そりゃあもう毎日が死に物狂いでした。
今もセックスに関しちゃ逃げまくってますけど、当時は女扱いされるのすっごくヤでした。
でも徐々に気になり始めちゃって…、友達の助言でお付き合いしてみようって思ったんっす。
お付き合いから始める恋愛もいいんじゃないかって言われて、じゃあそうしてみようって付き合ったところ、いつの間にか落ちてました。
攻められっぱなしで女扱いばっかしてくる彼女ですけど、でも彼女が喜んでくれるなら俺はポジションを譲るっす。俺は姫でいい。

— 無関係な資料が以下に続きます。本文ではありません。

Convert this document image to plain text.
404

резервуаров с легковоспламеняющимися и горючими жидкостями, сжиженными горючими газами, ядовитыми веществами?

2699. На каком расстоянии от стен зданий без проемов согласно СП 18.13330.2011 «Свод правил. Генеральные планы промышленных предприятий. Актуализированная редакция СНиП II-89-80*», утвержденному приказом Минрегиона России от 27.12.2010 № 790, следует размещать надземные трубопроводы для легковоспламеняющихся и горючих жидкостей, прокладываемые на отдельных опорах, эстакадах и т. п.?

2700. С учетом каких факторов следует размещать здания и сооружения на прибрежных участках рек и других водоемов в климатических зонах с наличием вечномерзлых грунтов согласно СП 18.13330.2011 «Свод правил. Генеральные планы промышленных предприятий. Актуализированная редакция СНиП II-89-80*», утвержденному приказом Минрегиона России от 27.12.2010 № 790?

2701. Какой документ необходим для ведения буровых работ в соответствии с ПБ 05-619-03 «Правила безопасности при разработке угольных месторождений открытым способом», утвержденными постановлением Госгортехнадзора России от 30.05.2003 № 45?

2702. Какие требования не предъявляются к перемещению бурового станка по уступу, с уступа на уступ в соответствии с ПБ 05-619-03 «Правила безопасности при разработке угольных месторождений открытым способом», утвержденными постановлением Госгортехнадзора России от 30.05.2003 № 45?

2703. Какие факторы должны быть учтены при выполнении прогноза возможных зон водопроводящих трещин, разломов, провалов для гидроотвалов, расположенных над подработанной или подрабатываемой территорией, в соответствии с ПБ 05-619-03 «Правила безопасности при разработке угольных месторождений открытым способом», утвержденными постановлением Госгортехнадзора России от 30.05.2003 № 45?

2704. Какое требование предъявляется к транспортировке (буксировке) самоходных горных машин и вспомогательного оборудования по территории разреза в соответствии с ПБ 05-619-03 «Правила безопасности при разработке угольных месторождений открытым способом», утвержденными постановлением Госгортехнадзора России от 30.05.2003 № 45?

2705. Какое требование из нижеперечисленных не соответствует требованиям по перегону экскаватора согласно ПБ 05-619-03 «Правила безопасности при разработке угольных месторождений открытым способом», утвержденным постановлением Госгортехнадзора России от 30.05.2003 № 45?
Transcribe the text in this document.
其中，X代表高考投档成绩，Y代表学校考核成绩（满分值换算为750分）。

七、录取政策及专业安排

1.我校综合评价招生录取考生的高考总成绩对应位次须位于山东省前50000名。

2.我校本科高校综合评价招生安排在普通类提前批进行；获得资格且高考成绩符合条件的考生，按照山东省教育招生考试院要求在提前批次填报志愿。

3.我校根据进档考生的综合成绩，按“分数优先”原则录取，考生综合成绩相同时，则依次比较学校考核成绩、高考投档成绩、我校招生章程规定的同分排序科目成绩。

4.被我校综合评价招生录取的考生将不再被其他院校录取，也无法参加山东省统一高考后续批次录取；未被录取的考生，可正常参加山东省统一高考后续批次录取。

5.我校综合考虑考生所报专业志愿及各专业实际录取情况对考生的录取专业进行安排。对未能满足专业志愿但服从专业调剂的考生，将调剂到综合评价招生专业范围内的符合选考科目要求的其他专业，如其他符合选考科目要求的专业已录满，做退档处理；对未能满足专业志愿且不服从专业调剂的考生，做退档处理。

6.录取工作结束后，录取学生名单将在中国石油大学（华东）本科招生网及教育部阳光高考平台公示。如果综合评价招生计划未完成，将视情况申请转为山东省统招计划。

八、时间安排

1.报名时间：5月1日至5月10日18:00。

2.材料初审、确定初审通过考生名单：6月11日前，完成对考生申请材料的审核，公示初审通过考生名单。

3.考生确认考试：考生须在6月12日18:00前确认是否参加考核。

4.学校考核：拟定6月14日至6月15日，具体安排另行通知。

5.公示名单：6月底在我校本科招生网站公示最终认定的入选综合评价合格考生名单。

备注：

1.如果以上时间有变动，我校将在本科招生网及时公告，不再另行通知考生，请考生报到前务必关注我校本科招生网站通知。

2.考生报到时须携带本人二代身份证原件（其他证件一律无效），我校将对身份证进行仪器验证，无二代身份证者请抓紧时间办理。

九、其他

先輩の姫でいいっす。
いつも傍にいてくれた彼女はあたし様をいかんなく発揮しながらも、俺を支え、守ってきてくれた王子。
そんな王子の傍に俺はずっといたい。
「努力もしないで嘆くより、努力して後悔した方が胸張れると思いませんか。御堂先輩」
「―――…」
古びた窓辺の向こうから垣間見える夕空。
大空を舞うのはカラス達だろうか。
群で動き、自分達のねぐらへと帰って行く。
脱ぎ捨てたブレザーをそのままに、ソーサーの隅に置いていたイチゴ大福を手に取って口に押し込む。

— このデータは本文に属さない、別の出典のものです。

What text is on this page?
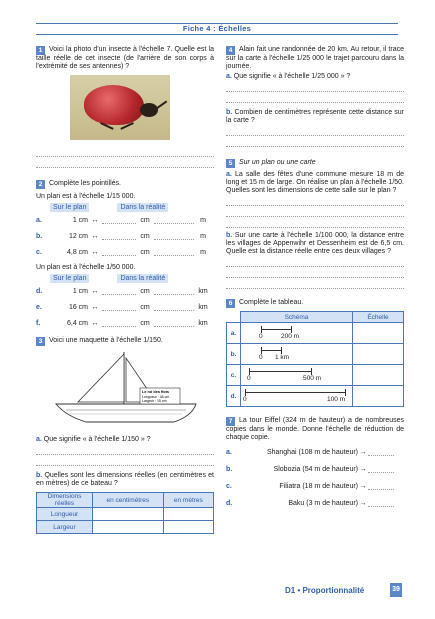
Fiche 4 : Échelles

1 Voici la photo d'un insecte à l'échelle 7. Quelle est la taille réelle de cet insecte (de l'arrière de son corps à l'extrémité de ses antennes) ?

2 Complète les pointillés.

Un plan est à l'échelle 1/15 000.

Sur le plan	Dans la réalité
a.	1 cm ↔	cm	m
b.	12 cm ↔	cm	m
c.	4,8 cm ↔	cm	m

Un plan est à l'échelle 1/50 000.

Sur le plan	Dans la réalité
d.	1 cm ↔	cm	km
e.	16 cm ↔	cm	km
f.	6,4 cm ↔	cm	km

3 Voici une maquette à l'échelle 1/150.

Le roi des flots
Longueur : 48 cm
Largeur : 15 cm

a. Que signifie « à l'échelle 1/150 » ?

b. Quelles sont les dimensions réelles (en centimètres et en mètres) de ce bateau ?

Dimensions réelles	en centimètres	en mètres
Longueur		
Largeur		

4 Alain fait une randonnée de 20 km. Au retour, il trace sur la carte à l'échelle 1/25 000 le trajet parcouru dans la journée.

a. Que signifie « à l'échelle 1/25 000 » ?

b. Combien de centimètres représente cette distance sur la carte ?

5 Sur un plan ou une carte

a. La salle des fêtes d'une commune mesure 18 m de long et 15 m de large. On réalise un plan à l'échelle 1/50. Quelles sont les dimensions de cette salle sur le plan ?

b. Sur une carte à l'échelle 1/100 000, la distance entre les villages de Appenwihr et Dessenheim est de 6,5 cm. Quelle est la distance réelle entre ces deux villages ?

6 Complète le tableau.

	Schéma	Échelle
a.	0 200 m	

b.	0 1 km	

c.	0 500 m	

d.	0 100 m	

7 La tour Eiffel (324 m de hauteur) a de nombreuses copies dans le monde. Donne l'échelle de réduction de chaque copie.

a.	Shanghai (108 m de hauteur) →
b.	Slobozia (54 m de hauteur) →
c.	Filiatra (18 m de hauteur) →
d.	Baku (3 m de hauteur) →
D1 • Proportionnalité	39
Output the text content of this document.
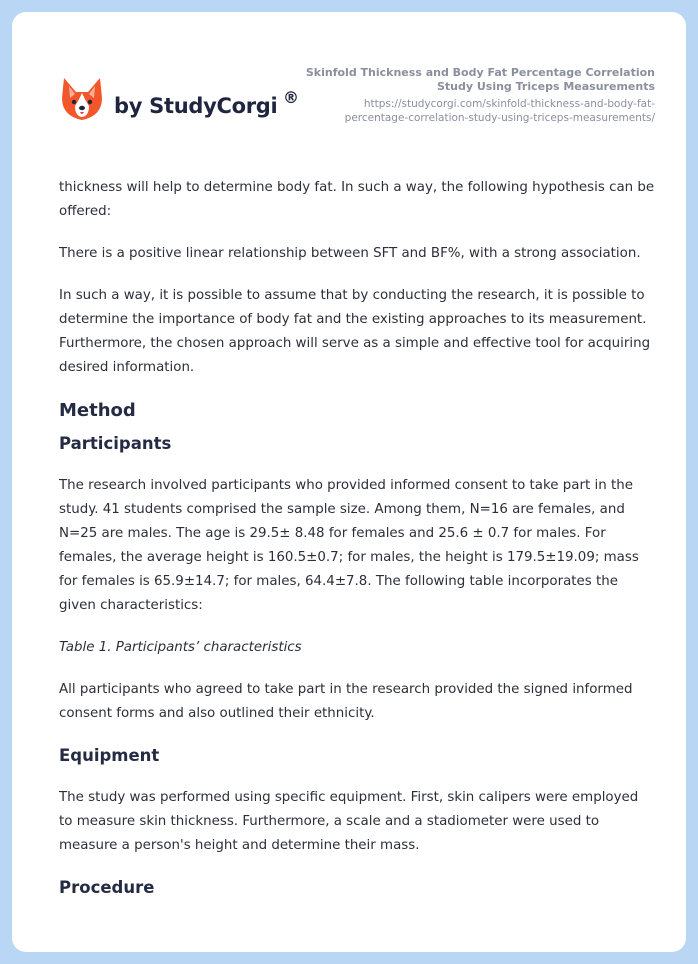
by StudyCorgi ®
Skinfold Thickness and Body Fat Percentage Correlation Study Using Triceps Measurements
https://studycorgi.com/skinfold-thickness-and-body-fat-percentage-correlation-study-using-triceps-measurements/

thickness will help to determine body fat. In such a way, the following hypothesis can be offered:

There is a positive linear relationship between SFT and BF%, with a strong association.

In such a way, it is possible to assume that by conducting the research, it is possible to determine the importance of body fat and the existing approaches to its measurement. Furthermore, the chosen approach will serve as a simple and effective tool for acquiring desired information.

Method
Participants

The research involved participants who provided informed consent to take part in the study. 41 students comprised the sample size. Among them, N=16 are females, and N=25 are males. The age is 29.5± 8.48 for females and 25.6 ± 0.7 for males. For females, the average height is 160.5±0.7; for males, the height is 179.5±19.09; mass for females is 65.9±14.7; for males, 64.4±7.8. The following table incorporates the given characteristics:

Table 1. Participants’ characteristics

All participants who agreed to take part in the research provided the signed informed consent forms and also outlined their ethnicity.

Equipment

The study was performed using specific equipment. First, skin calipers were employed to measure skin thickness. Furthermore, a scale and a stadiometer were used to measure a person's height and determine their mass.

Procedure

イチゴの甘酸っぱい酸味が胸に浸透する気がした。思った以上に感傷に浸ってるのかもな、俺。
「君は」
不意に聞こえてくる御堂先輩の声、視線を戻せば微苦笑を零すプリンセスがそこにはいた。
「本当に鈴理が好きなんだな。傷付くと分かっていても傍にいるなんて…、口を開けばあいつのことばかり優先にしている」
「往生際が悪いんっすよ俺。それに、彼女の我が儘は聞いてあげたいですから。俺のできることなんて、高が知れているっすけど」
苦笑を零し、俺は相手に礼を告げた。
キョトン顔を作っている彼女に、「気を遣ってくれたんでしょう?」貴方は優しい人なんっすね、と目尻を下げた。
男嫌いではあるみたいだけれど、この人は根本が優しいのだと思う。じゃなきゃ、憎まれ口を叩きながら気を回してくるか?

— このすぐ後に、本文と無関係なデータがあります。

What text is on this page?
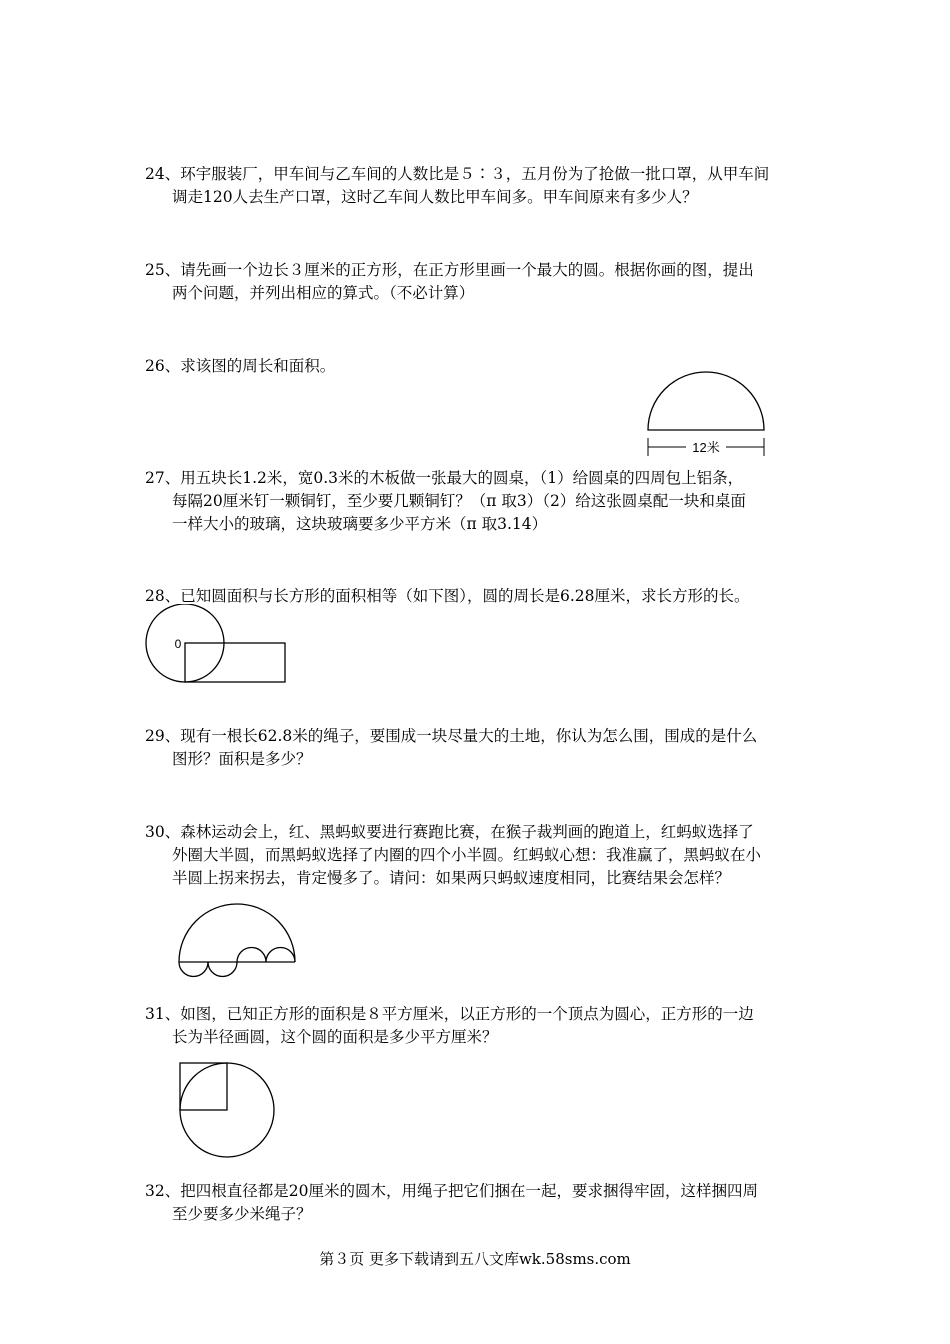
24、环宇服装厂，甲车间与乙车间的人数比是５∶３，五月份为了抢做一批口罩，从甲车间
调走120人去生产口罩，这时乙车间人数比甲车间多。甲车间原来有多少人？
25、请先画一个边长３厘米的正方形，在正方形里画一个最大的圆。根据你画的图，提出
两个问题，并列出相应的算式。（不必计算）
26、求该图的周长和面积。
12米
27、用五块长1.2米，宽0.3米的木板做一张最大的圆桌，（1）给圆桌的四周包上铝条，
每隔20厘米钉一颗铜钉，至少要几颗铜钉？（π 取3）（2）给这张圆桌配一块和桌面
一样大小的玻璃，这块玻璃要多少平方米（π 取3.14）
28、已知圆面积与长方形的面积相等（如下图），圆的周长是6.28厘米，求长方形的长。
0
29、现有一根长62.8米的绳子，要围成一块尽量大的土地，你认为怎么围，围成的是什么
图形？面积是多少？
30、森林运动会上，红、黑蚂蚁要进行赛跑比赛，在猴子裁判画的跑道上，红蚂蚁选择了
外圈大半圆，而黑蚂蚁选择了内圈的四个小半圆。红蚂蚁心想：我准赢了，黑蚂蚁在小
半圆上拐来拐去，肯定慢多了。请问：如果两只蚂蚁速度相同，比赛结果会怎样？
31、如图，已知正方形的面积是８平方厘米，以正方形的一个顶点为圆心，正方形的一边
长为半径画圆，这个圆的面积是多少平方厘米？
32、把四根直径都是20厘米的圆木，用绳子把它们捆在一起，要求捆得牢固，这样捆四周
至少要多少米绳子？
第３页 更多下载请到五八文库wk.58sms.com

「豊福…」物言いたげな御堂先輩に、「身分なんてなければこんな悩み」持たずに済んだのかもしれませんね、とおどけてみせる。
「鈴理先輩みたいな美人さんとお付き合いできるだけでも、幸せ者なんっすけどね」
「豊福、君はそこまで鈴理を―…そうか。あいつをそこまで。だが、とてつもなく面白くない。何も知らない鈴理も、現状にも」
一変して舌を鳴らす御堂先輩はミルクティーを飲み干し、そろそろお暇すると腰を上げた。
え、もうっすか。
もう一杯くらい紅茶、飲んでいけばいいのに。